With the Wii, people and myself flipped that around. We poured praise on the BUSINESS SIDE of Nintendo and criticized the creative side. Wii Sports and Wii Fit succeeded because there was no room for the creative side to screw it up. There is no creativity in a sports game or a fitness game. Tennis is what tennis is. You can tell Nintendo is really reeling with this as Wii Sports Resort had the horrible ‘Wihu Island’ (or whatever name it was called). They just HAD to be creative even though the game would have been better without it.

When I see the classic Nintendo games of Super Mario Brothers, Legend of Zelda, and Metroid, I do not see creativity. I see incredible business decision making and excellent engineering. When I look at Super Mario Brothers, I see a ripoff of Alice in Wonderland. When I look at Legend of Zelda, I see a ripoff of computer RPG games and fantasy fiction. When I see Metroid, I see a ripoff of Alien. (If anyone doubts Nintendo rips anyone off, check out Balloon Fight which is a direct ripoff of the infamous Joust.)

I’m not criticizing Nintendo for ripping off the content for their IP. I’m praising Nintendo for doing so. Writers do it all the time. We need more people ripping off mythology and Alice in Wonderland. Don’t tell me the person is a ‘creative genius’ for doing this. Antiquity would praise such a person as being a great ‘translator’ as if Metroid was the ‘translation’ of Alien into a video game form. If one rebranded Nintendo’s IPs from Super Mario Brothers to ‘Alice in Wonderland The Game’, from Legend of Zelda to ‘Lord of the Rings The Game’, and from Metroid to ‘Alien The Game’, no one would be the wiser. Blizzard got away with Warcraft instead of using Warhammer, did they not?

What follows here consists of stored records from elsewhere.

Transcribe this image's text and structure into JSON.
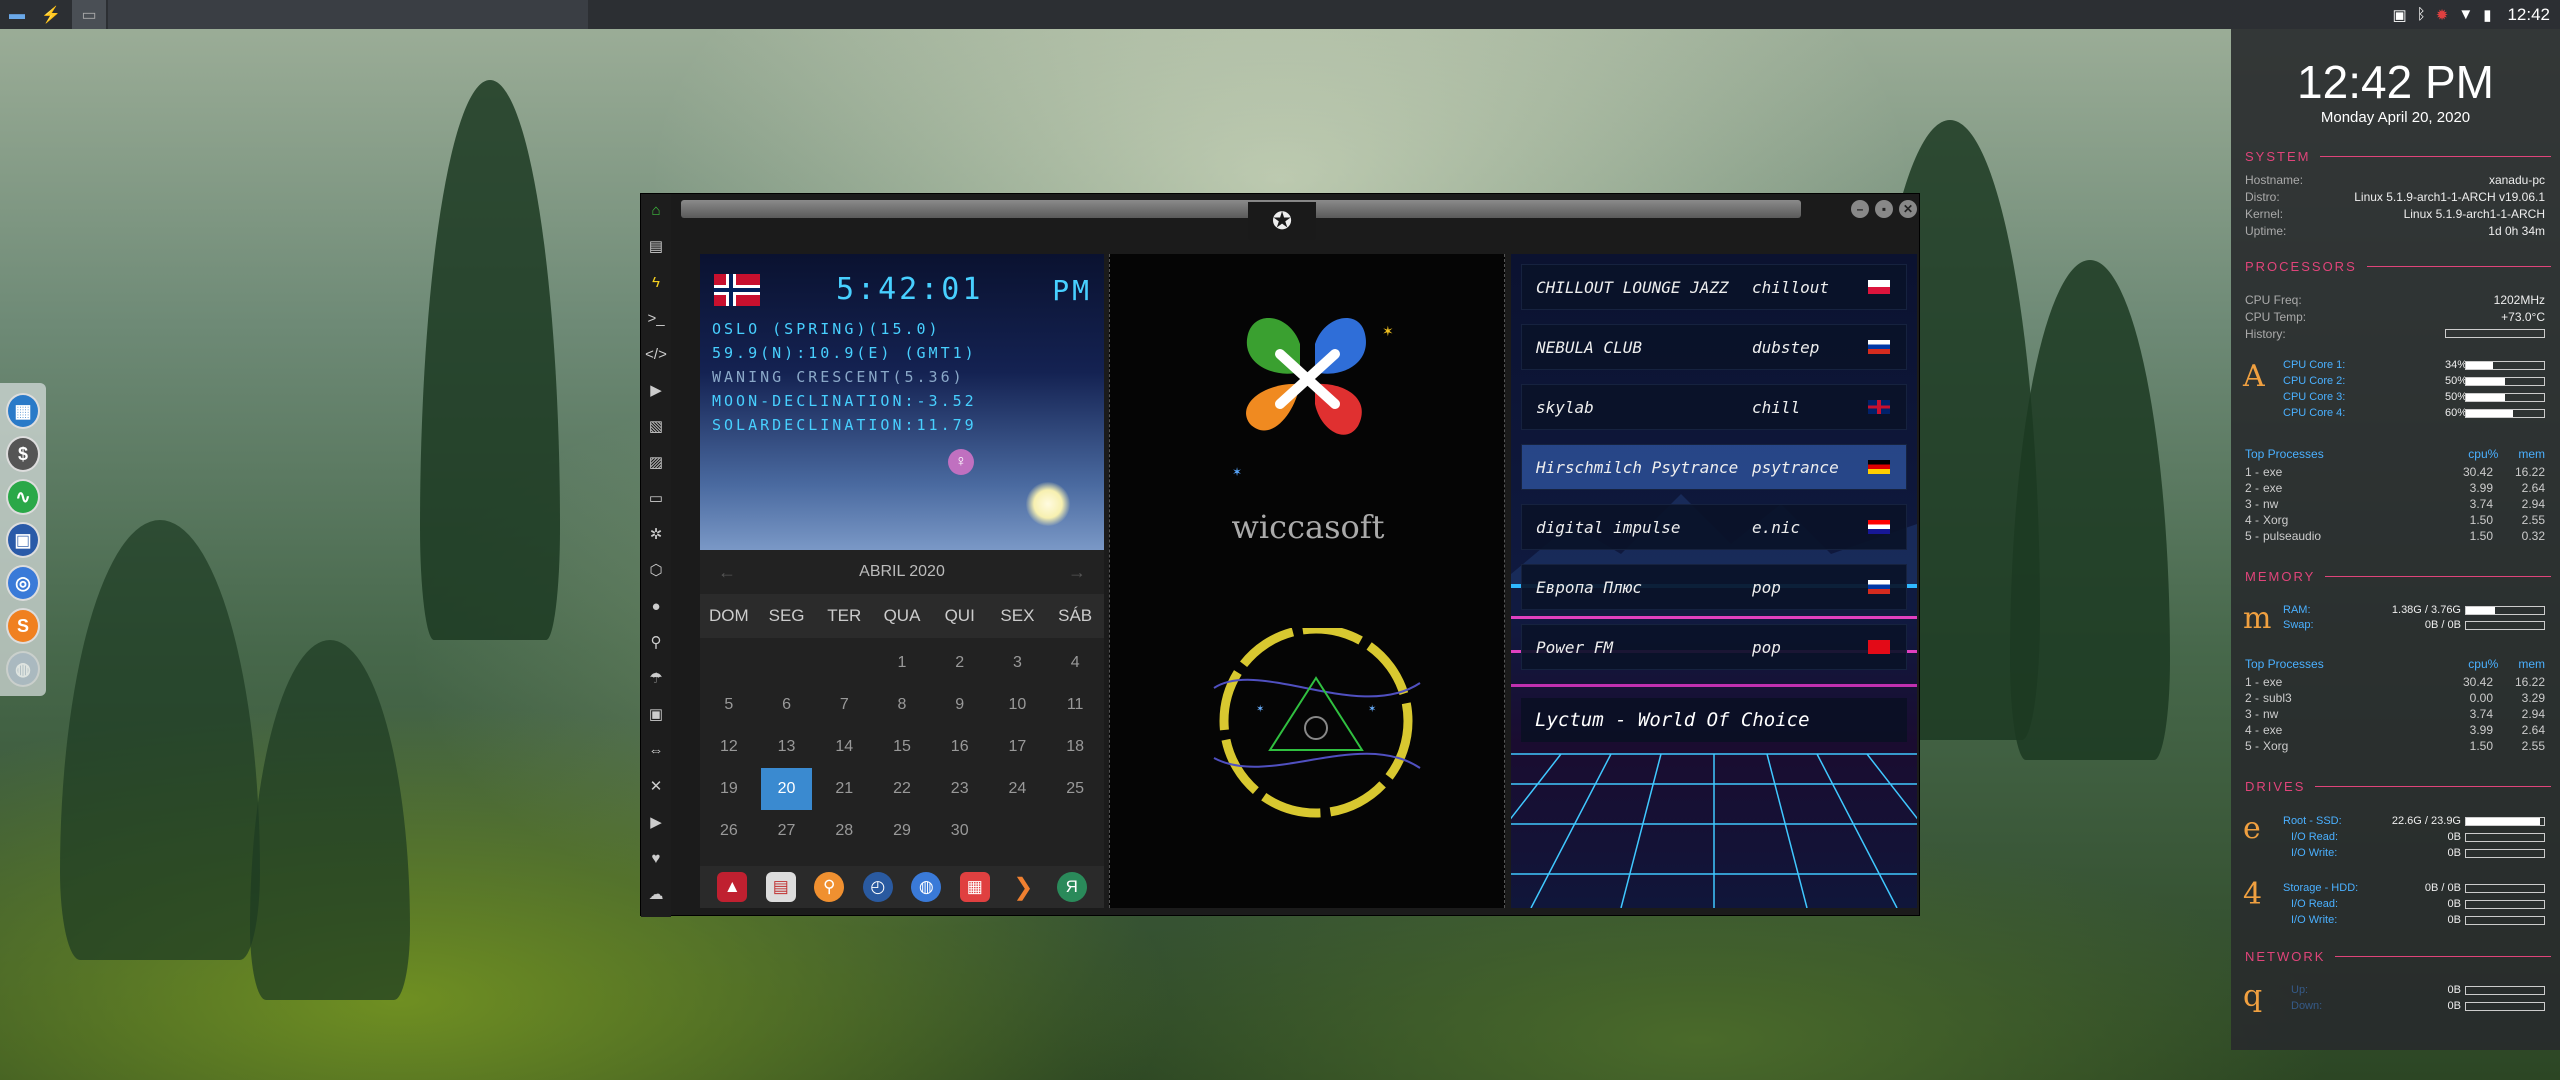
{
  "topbar": {
    "tray_clock": "12:42",
    "taskbar_items": [
      "files-icon",
      "sublime-icon",
      "window-icon"
    ]
  },
  "dock": {
    "items": [
      "calendar-app-icon",
      "money-app-icon",
      "activity-app-icon",
      "screenshot-app-icon",
      "chrome-icon",
      "sublime-s-icon",
      "globe-icon"
    ]
  },
  "window": {
    "clock": {
      "time": "5:42:01",
      "ampm": "PM"
    },
    "astro": {
      "line1": "OSLO (SPRING)(15.0)",
      "line2": "59.9(N):10.9(E) (GMT1)",
      "line3": "WANING CRESCENT(5.36)",
      "line4": "MOON-DECLINATION:-3.52",
      "line5": "SOLARDECLINATION:11.79"
    },
    "calendar": {
      "month": "ABRIL 2020",
      "prev": "←",
      "next": "→",
      "dows": [
        "DOM",
        "SEG",
        "TER",
        "QUA",
        "QUI",
        "SEX",
        "SÁB"
      ],
      "days": [
        "",
        "",
        "",
        "1",
        "2",
        "3",
        "4",
        "5",
        "6",
        "7",
        "8",
        "9",
        "10",
        "11",
        "12",
        "13",
        "14",
        "15",
        "16",
        "17",
        "18",
        "19",
        "20",
        "21",
        "22",
        "23",
        "24",
        "25",
        "26",
        "27",
        "28",
        "29",
        "30",
        "",
        ""
      ],
      "today": "20"
    },
    "wiccasoft": {
      "brand": "wiccasoft"
    },
    "stations": [
      {
        "name": "CHILLOUT LOUNGE JAZZ",
        "genre": "chillout",
        "flag": "poland"
      },
      {
        "name": "NEBULA CLUB",
        "genre": "dubstep",
        "flag": "russia"
      },
      {
        "name": "skylab",
        "genre": "chill",
        "flag": "uk"
      },
      {
        "name": "Hirschmilch Psytrance",
        "genre": "psytrance",
        "flag": "germany"
      },
      {
        "name": "digital impulse",
        "genre": "e.nic",
        "flag": "croatia"
      },
      {
        "name": "Европа Плюс",
        "genre": "pop",
        "flag": "russia"
      },
      {
        "name": "Power FM",
        "genre": "pop",
        "flag": "turkey"
      }
    ],
    "radio_title": "Lyctum - World Of Choice"
  },
  "conky": {
    "time": "12:42 PM",
    "date": "Monday April 20, 2020",
    "system": {
      "title": "SYSTEM",
      "hostname_k": "Hostname:",
      "hostname_v": "xanadu-pc",
      "distro_k": "Distro:",
      "distro_v": "Linux 5.1.9-arch1-1-ARCH v19.06.1",
      "kernel_k": "Kernel:",
      "kernel_v": "Linux 5.1.9-arch1-1-ARCH",
      "uptime_k": "Uptime:",
      "uptime_v": "1d 0h 34m"
    },
    "processors": {
      "title": "PROCESSORS",
      "freq_k": "CPU Freq:",
      "freq_v": "1202MHz",
      "temp_k": "CPU Temp:",
      "temp_v": "+73.0°C",
      "hist_k": "History:",
      "glyph": "A",
      "cores": [
        {
          "k": "CPU Core 1:",
          "v": "34%",
          "pct": 34
        },
        {
          "k": "CPU Core 2:",
          "v": "50%",
          "pct": 50
        },
        {
          "k": "CPU Core 3:",
          "v": "50%",
          "pct": 50
        },
        {
          "k": "CPU Core 4:",
          "v": "60%",
          "pct": 60
        }
      ],
      "top_title": "Top Processes",
      "h_cpu": "cpu%",
      "h_mem": "mem",
      "top": [
        {
          "n": "1 -",
          "name": "exe",
          "cpu": "30.42",
          "mem": "16.22"
        },
        {
          "n": "2 -",
          "name": "exe",
          "cpu": "3.99",
          "mem": "2.64"
        },
        {
          "n": "3 -",
          "name": "nw",
          "cpu": "3.74",
          "mem": "2.94"
        },
        {
          "n": "4 -",
          "name": "Xorg",
          "cpu": "1.50",
          "mem": "2.55"
        },
        {
          "n": "5 -",
          "name": "pulseaudio",
          "cpu": "1.50",
          "mem": "0.32"
        }
      ]
    },
    "memory": {
      "title": "MEMORY",
      "glyph": "m",
      "ram_k": "RAM:",
      "ram_v": "1.38G / 3.76G",
      "ram_pct": 37,
      "swap_k": "Swap:",
      "swap_v": "0B / 0B",
      "swap_pct": 0,
      "top_title": "Top Processes",
      "h_cpu": "cpu%",
      "h_mem": "mem",
      "top": [
        {
          "n": "1 -",
          "name": "exe",
          "cpu": "30.42",
          "mem": "16.22"
        },
        {
          "n": "2 -",
          "name": "subl3",
          "cpu": "0.00",
          "mem": "3.29"
        },
        {
          "n": "3 -",
          "name": "nw",
          "cpu": "3.74",
          "mem": "2.94"
        },
        {
          "n": "4 -",
          "name": "exe",
          "cpu": "3.99",
          "mem": "2.64"
        },
        {
          "n": "5 -",
          "name": "Xorg",
          "cpu": "1.50",
          "mem": "2.55"
        }
      ]
    },
    "drives": {
      "title": "DRIVES",
      "ssd_glyph": "e",
      "ssd_k": "Root - SSD:",
      "ssd_v": "22.6G / 23.9G",
      "ssd_pct": 95,
      "ssd_r_k": "I/O Read:",
      "ssd_r_v": "0B",
      "ssd_w_k": "I/O Write:",
      "ssd_w_v": "0B",
      "hdd_glyph": "4",
      "hdd_k": "Storage - HDD:",
      "hdd_v": "0B / 0B",
      "hdd_pct": 0,
      "hdd_r_k": "I/O Read:",
      "hdd_r_v": "0B",
      "hdd_w_k": "I/O Write:",
      "hdd_w_v": "0B"
    },
    "network": {
      "title": "NETWORK",
      "glyph": "q",
      "up_k": "Up:",
      "up_v": "0B",
      "down_k": "Down:",
      "down_v": "0B"
    }
  }
}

Video games can explore content that other mediums cannot. Link to the Past had dual planes existing on top of one another which could not be explored in novels or movies. Only a game can really show that off. A game like Civilization can tell us something about the state of human history that no book or documentary can.

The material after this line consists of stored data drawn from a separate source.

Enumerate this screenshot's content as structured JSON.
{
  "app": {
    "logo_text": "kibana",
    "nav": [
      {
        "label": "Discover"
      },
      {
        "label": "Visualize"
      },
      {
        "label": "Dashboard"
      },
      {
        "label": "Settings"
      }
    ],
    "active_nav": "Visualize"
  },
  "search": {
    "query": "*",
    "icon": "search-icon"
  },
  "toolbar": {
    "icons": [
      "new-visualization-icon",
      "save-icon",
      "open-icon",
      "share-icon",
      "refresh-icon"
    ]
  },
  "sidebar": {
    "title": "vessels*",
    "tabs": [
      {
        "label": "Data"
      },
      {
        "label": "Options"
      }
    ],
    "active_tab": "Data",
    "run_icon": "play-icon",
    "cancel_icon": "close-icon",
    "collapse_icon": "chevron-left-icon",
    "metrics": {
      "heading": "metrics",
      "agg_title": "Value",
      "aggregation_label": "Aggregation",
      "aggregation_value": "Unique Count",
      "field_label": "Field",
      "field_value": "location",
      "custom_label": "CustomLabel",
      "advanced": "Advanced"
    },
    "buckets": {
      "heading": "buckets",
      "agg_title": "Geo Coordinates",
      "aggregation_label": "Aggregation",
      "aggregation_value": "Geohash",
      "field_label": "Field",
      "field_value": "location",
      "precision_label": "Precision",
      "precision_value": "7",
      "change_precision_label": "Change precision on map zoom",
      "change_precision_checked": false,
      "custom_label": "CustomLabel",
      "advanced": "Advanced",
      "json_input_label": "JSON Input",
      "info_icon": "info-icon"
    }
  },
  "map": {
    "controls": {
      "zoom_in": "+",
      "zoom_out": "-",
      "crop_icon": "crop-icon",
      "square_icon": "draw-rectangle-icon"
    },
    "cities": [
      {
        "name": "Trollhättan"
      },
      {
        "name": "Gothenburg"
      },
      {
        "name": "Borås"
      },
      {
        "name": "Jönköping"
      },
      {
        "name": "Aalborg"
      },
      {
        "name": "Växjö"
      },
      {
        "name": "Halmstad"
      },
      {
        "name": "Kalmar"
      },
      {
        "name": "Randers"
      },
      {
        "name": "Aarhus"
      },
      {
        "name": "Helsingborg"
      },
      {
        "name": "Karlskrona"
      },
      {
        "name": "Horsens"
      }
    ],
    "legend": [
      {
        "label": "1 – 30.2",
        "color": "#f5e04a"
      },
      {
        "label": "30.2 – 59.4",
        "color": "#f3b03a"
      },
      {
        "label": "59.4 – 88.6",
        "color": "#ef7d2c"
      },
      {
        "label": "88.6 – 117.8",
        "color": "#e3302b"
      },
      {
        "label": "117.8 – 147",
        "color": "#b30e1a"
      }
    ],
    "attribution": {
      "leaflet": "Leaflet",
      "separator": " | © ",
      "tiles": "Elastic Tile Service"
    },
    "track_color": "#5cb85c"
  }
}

Video game culture is nothing more than reflections of actual culture. The ‘great video games’ were made because the makers read ‘great books’ or watched ‘great movies’. The first game developers read books and watched great shows because they didn’t have video games (they had to invent them). Today, it seems like every game maker was raised on a diet of video games so every video game made today feels like an homage to an older game.